При сихъ словахъ Надзиратель чуть не упалъ безъ чувствъ на землю. Онъ держался одною рукою за кровать, и дрожалъ всѣмъ тѣломъ.

-- "Я люблю васъ," продолжала красавица: "потому, что вы человѣкъ благородный и нѣжный сынъ, а добрый сынъ не можетъ быть дурнымъ человѣкомъ. Я бѣдна, такъ же какъ вы, и вы имѣете передо мною большое преимущество: у васъ есть мать,-- а я сирота! Но если матушка ваша благословитъ насъ и захочетъ имѣть меня своею дочерью, то я не боюсь съ вами бѣдности. Я знаю женскія рукодѣлья, могу преподавать уроки въ рисованіи, въ музыкѣ, въ языкахъ, и не буду вамъ въ тягость, а напротивъ, попеченіями моими буду стараться облегчить горестное положеніе нашей маменьки, усладить ея уединеніе Теперь я ни отъ кого не завишу.-- Князь, сегодня вечеромъ, передъ пожаромъ, выгналъ меня изъ своего дома, за то, что я не согласилась выйти замужъ за гнуснаго его повѣреннаго Маменька, рѣшите участь нашу!...

Мать Надзирателя рыдала. Она поднялась на постелѣ, простерла объятія и, заключивъ въ нихъ добрую, благородную Лизу, обливала ее слезами, лепеча сквозь всхлипываніе: -- "Благослови васъ, Боже! Ангелъ мой, милое дитя!....."

Наконецъ Надзиратель пришелъ въ себя и бросился къ ногамъ Елисаветы Ѳедоровны, воскликнувъ: -- "Повтори мнѣ, что ты меня любишь.... Дай услышать еще разъ эти небесные звуки!....."

Елисавета Ѳедоровна подняла его и бросилась къ нему, со слезами, на шею.
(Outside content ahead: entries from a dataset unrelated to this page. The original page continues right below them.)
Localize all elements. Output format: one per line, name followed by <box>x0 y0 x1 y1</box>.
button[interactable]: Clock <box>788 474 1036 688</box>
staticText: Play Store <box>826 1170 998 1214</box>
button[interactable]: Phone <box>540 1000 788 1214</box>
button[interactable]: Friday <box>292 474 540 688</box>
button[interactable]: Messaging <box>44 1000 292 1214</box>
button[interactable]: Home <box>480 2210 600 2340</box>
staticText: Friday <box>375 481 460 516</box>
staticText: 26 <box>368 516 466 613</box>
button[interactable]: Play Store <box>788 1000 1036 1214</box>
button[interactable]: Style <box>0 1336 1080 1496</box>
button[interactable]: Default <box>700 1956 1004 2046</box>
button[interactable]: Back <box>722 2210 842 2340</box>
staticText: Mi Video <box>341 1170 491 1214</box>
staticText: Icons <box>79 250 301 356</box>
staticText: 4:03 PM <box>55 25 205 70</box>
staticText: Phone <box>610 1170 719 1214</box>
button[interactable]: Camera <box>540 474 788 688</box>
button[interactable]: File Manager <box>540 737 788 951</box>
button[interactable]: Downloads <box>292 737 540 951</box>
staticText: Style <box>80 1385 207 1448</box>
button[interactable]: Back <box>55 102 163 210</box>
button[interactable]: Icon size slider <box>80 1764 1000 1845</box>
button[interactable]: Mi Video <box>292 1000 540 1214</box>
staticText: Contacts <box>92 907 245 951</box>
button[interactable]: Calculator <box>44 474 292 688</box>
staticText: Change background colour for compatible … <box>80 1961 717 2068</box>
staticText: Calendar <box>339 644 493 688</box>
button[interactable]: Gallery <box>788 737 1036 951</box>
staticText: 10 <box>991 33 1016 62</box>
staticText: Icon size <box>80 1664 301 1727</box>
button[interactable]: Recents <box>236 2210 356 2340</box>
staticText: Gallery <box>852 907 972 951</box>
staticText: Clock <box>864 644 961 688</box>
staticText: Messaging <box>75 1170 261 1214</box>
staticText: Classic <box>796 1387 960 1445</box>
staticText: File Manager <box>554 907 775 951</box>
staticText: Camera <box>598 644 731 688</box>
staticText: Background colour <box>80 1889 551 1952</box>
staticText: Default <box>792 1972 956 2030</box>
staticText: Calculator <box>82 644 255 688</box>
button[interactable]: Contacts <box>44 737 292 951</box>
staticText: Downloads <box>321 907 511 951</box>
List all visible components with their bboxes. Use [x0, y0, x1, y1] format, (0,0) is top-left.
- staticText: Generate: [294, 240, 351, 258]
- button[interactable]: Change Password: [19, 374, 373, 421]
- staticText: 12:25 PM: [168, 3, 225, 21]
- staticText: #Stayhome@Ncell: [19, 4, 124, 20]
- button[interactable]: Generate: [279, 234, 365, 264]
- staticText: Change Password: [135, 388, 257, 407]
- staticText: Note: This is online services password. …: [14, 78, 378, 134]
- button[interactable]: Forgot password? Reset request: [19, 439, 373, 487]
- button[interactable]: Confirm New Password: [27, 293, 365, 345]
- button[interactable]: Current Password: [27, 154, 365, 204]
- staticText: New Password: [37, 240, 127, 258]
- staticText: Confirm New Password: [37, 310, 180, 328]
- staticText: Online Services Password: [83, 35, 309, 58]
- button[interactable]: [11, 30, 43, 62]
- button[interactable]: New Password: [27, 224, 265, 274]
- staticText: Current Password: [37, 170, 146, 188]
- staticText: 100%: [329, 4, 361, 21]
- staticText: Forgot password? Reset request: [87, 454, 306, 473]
Зная, что скромность и несчастное положеніе ея возлюбленнаго никогда не доведутъ его до объясненія, она сдѣлала чрезвычайное усиліе надъ собою, чтобъ побѣдить свою застѣнчивость и самой развязать этотъ узелъ.-- Но это усиліе мужества и эта побѣда надъ дѣвичьей скромностью истощили ее. Она залилась слезами и почти безъ чувствъ повисла на шеѣ своего возлюбленнаго. Всѣ были счастливы и всѣ плакали.-- Еремѣевъ прижалъ къ сердцу своего друга и поцѣловалъ руку его невѣсты. Даже Докторъ нашелъ запоздалую слезу въ своемъ добромъ сердцѣ, изсушенномъ безпрерывнымъ зрѣлищемъ бѣдствій человѣчества. Онъ вышелъ, Пожавъ руку Надзирателя.

Когда первый восторгъ прошелъ, и души отдохнули отъ сильныхъ ощущеній, Елисавета Ѳедоровна сказала: -- "Маменька, я останусь съ вами! У меня нѣтъ пріюта...."

Надзиратель указалъ на свое сердце.

Елисавета Ѳедоровна улыбнулась нѣжно, и подала ему руку, которую онъ прижалъ къ устамъ.

Съ перваго слова между любовниками водворилась искренность, понятная и доступная только возвышеннымъ душамъ.-- Послѣ перваго объясненія, они уже говорили ты другъ другу.